Origins of slow food movement? Human ancestors noshed on tortoise

Ancient humans cooked and ate tortoises as appetizers, according to a new study. 

Arnd Wiegmann/Reuters/File
A young Galapagos giant tortoise (Chelonoidis nigra) is seen together with its mother Nigrita (back) and father Jumbo (right) at an enclosure at the zoo in Zurich, 2014.

In the latest archeological discovery at the Qesem cave site in Israel, researchers have found that ancient humans ate tortoises as well as large game.

Although the cave is mundanely named after a nearby highway junction, Qesem means "magic "in Hebrew. Since its discovery in the fall of 2000 during road construction, the cave has been a treasure box for archeologists who study ancient humans.

The cave was occupied, though not continuously, by ancient humans between 400,000 and 200,000 years ago. Humans filled up the cave, little by little. Eventually, a portion of the cave collapsed and the cave was hidden until its discovery 15 years ago.

Tortoise remains were found at all levels of the cave, indicating that ancient people chose to eat them throughout the cave’s history.

“Many people thought and still think that hunter gatherers were interested only in large game,” says Ran Barkai, one of the lead archeologists for the study, “and that ancient humans were not capable of exploiting small game.”

This discovery provides proof that ancient humans were also interested in smaller game like tortoises, although the majority of the bones found in the Qesem cave site indicate that hunter gatherers did pursue larger game like fallow deer.

Broken bones in the cave indicate that the occupants were also good at using all parts of the animals they captured. The hunter-gatherers brought selected body parts to the cave, where they not only ate cooked animal flesh, but they also sucked marrow from the shattered bones. “There is not a single complete bone in the cave,” says Dr. Barkai in a phone interview.

The Qesem cave dwellers treated tortoises no differently. Evidence from the cave suggests that there were three ways to eat the tortoises, including breaking the shell open by hammering them along a line at the base of the shell, using flint to pry the shell open, and roasting them in the fire.

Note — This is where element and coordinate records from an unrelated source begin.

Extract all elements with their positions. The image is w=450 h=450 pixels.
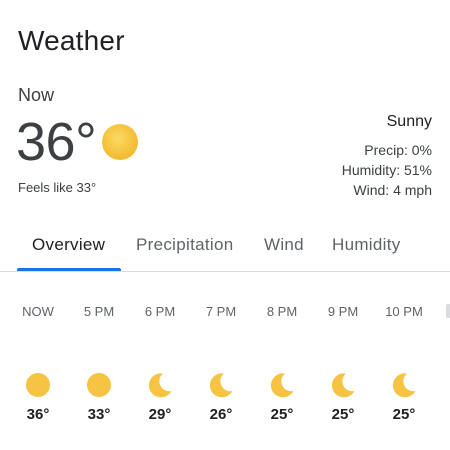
hour-item: NOW 36° bbox=[13, 300, 63, 430]
hour-temp: 36° bbox=[26, 406, 50, 423]
hour-time: 7 PM bbox=[205, 304, 237, 319]
precip-text: Precip: 0% bbox=[364, 142, 432, 158]
tabs-divider bbox=[0, 271, 450, 272]
condition-text: Sunny bbox=[386, 113, 432, 130]
hour-item: 10 PM 25° bbox=[379, 300, 429, 430]
page-title: Weather bbox=[18, 25, 125, 56]
hour-item: 8 PM 25° bbox=[257, 300, 307, 430]
current-temperature: 36° bbox=[16, 112, 97, 172]
hour-time: 6 PM bbox=[144, 304, 176, 319]
hour-temp: 25° bbox=[331, 406, 355, 423]
scroll-edge-indicator bbox=[446, 304, 450, 318]
hour-temp: 26° bbox=[209, 406, 233, 423]
moon-icon bbox=[209, 373, 233, 398]
tab-wind[interactable]: Wind bbox=[264, 234, 304, 256]
sun-icon bbox=[26, 373, 50, 397]
hour-item: 6 PM 29° bbox=[135, 300, 185, 430]
hour-temp: 33° bbox=[87, 406, 111, 423]
feels-like-text: Feels like 33° bbox=[18, 180, 97, 195]
hour-time: 5 PM bbox=[83, 304, 115, 319]
hour-time: 8 PM bbox=[266, 304, 298, 319]
tab-bar: Overview Precipitation Wind Humidity bbox=[0, 228, 450, 272]
sun-icon bbox=[87, 373, 111, 397]
hour-time: 10 PM bbox=[385, 304, 423, 319]
hour-item: 9 PM 25° bbox=[318, 300, 368, 430]
now-label: Now bbox=[18, 85, 55, 105]
hour-item: 7 PM 26° bbox=[196, 300, 246, 430]
hour-time: 9 PM bbox=[327, 304, 359, 319]
tab-overview[interactable]: Overview bbox=[32, 234, 105, 256]
humidity-text: Humidity: 51% bbox=[341, 162, 432, 178]
moon-icon bbox=[392, 373, 416, 398]
hour-item: 5 PM 33° bbox=[74, 300, 124, 430]
hourly-forecast[interactable]: NOW 36° 5 PM 33° 6 PM 29° 7 PM 26° 8 PM … bbox=[0, 300, 450, 440]
hour-time: NOW bbox=[22, 304, 54, 319]
hour-temp: 25° bbox=[392, 406, 416, 423]
sun-icon bbox=[102, 124, 138, 160]
moon-icon bbox=[270, 373, 294, 398]
hour-temp: 25° bbox=[270, 406, 294, 423]
moon-icon bbox=[331, 373, 355, 398]
conditions-panel: Sunny Precip: 0% Humidity: 51% Wind: 4 m… bbox=[342, 112, 432, 200]
tab-precipitation[interactable]: Precipitation bbox=[136, 234, 233, 256]
moon-icon bbox=[148, 373, 172, 398]
hour-temp: 29° bbox=[148, 406, 172, 423]
tab-humidity[interactable]: Humidity bbox=[332, 234, 401, 256]
wind-text: Wind: 4 mph bbox=[353, 182, 432, 198]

Although analysis of 13 human teeth found in the cave indicates that ancient hunter gatherer diets included vegetables, evidenced by the presence of starch in the hardened dental plaque found on the teeth, and they definitely consumed a lot of meat.

The tortoises, according to Barkai, were “not significant for calories, but were probably much appreciated” in a diet of fallow deer meat.

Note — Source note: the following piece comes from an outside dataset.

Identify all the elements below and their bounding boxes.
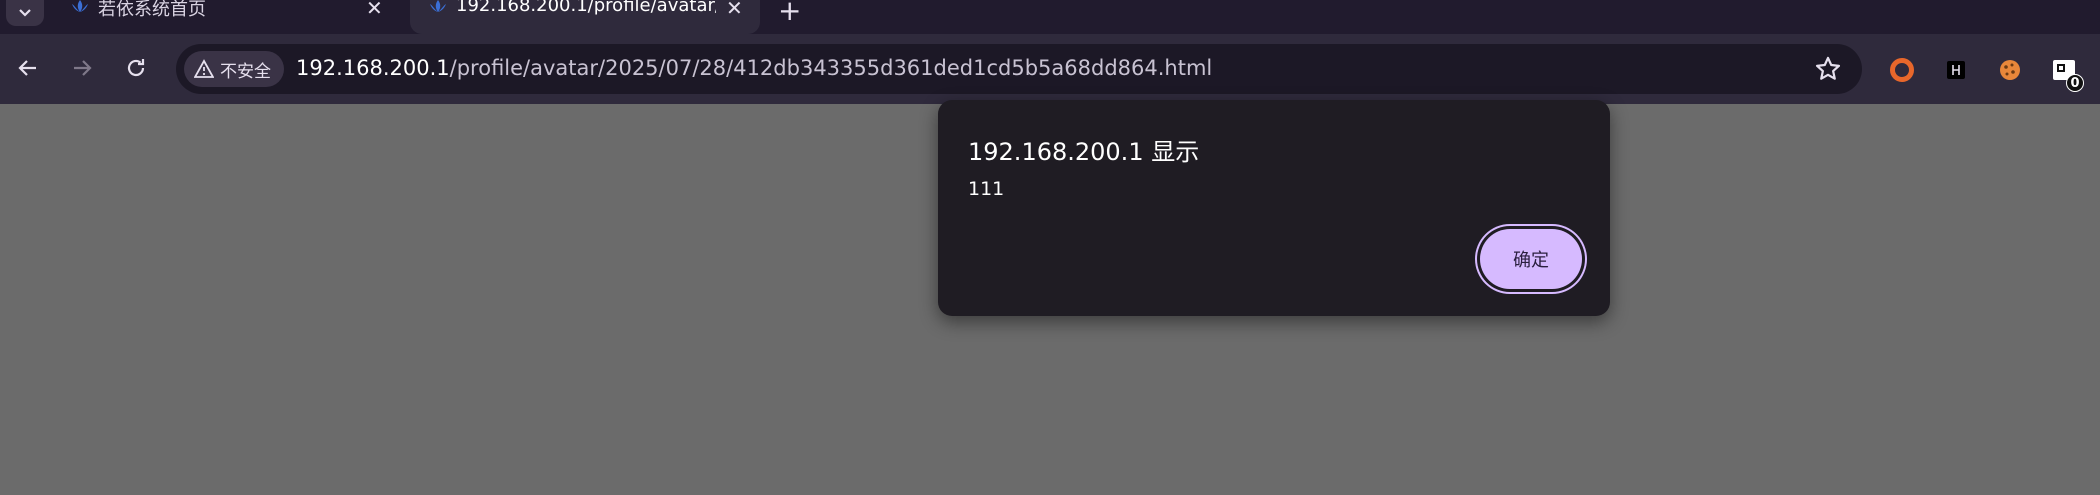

Archeologist Dr. Avi Gopher, another of the new paper’s authors, says that tortoise hunting may have had a social meaning. To pursue fallow deer, hunters needed to be young and swift. Tortoises could be pursued by individuals unfit to hunt deer, such as the elderly and the young, in an early form of the division of labor.  

This discovery could be significant in the ongoing debate about foraging practices. The Optimal Foraging Theory (OFT) predicts that foragers make foraging decisions based on cost-benefit analysis. In other words, hunter gatherers would choose to pursue food sources that would bring the biggest return for the smallest amount of effort.

Tortoises, while easier to catch than a deer, yield such a small amount of meat that it raises questions about the Optimal Foraging Theory. Dr. Gopher speculates that the pursuit of small game like birds and tortoises could indicate that food decisions were not just an economic calculation, but that there were other factors involved. Diversity of diet, for example, could have prompted ancient people to pursue low-yield game like tortoises.

The Qesem site is not the first evidence that ancient humans ate tortoises, but it is the "total package," with evidence of tortoise preparation and cooking techniques.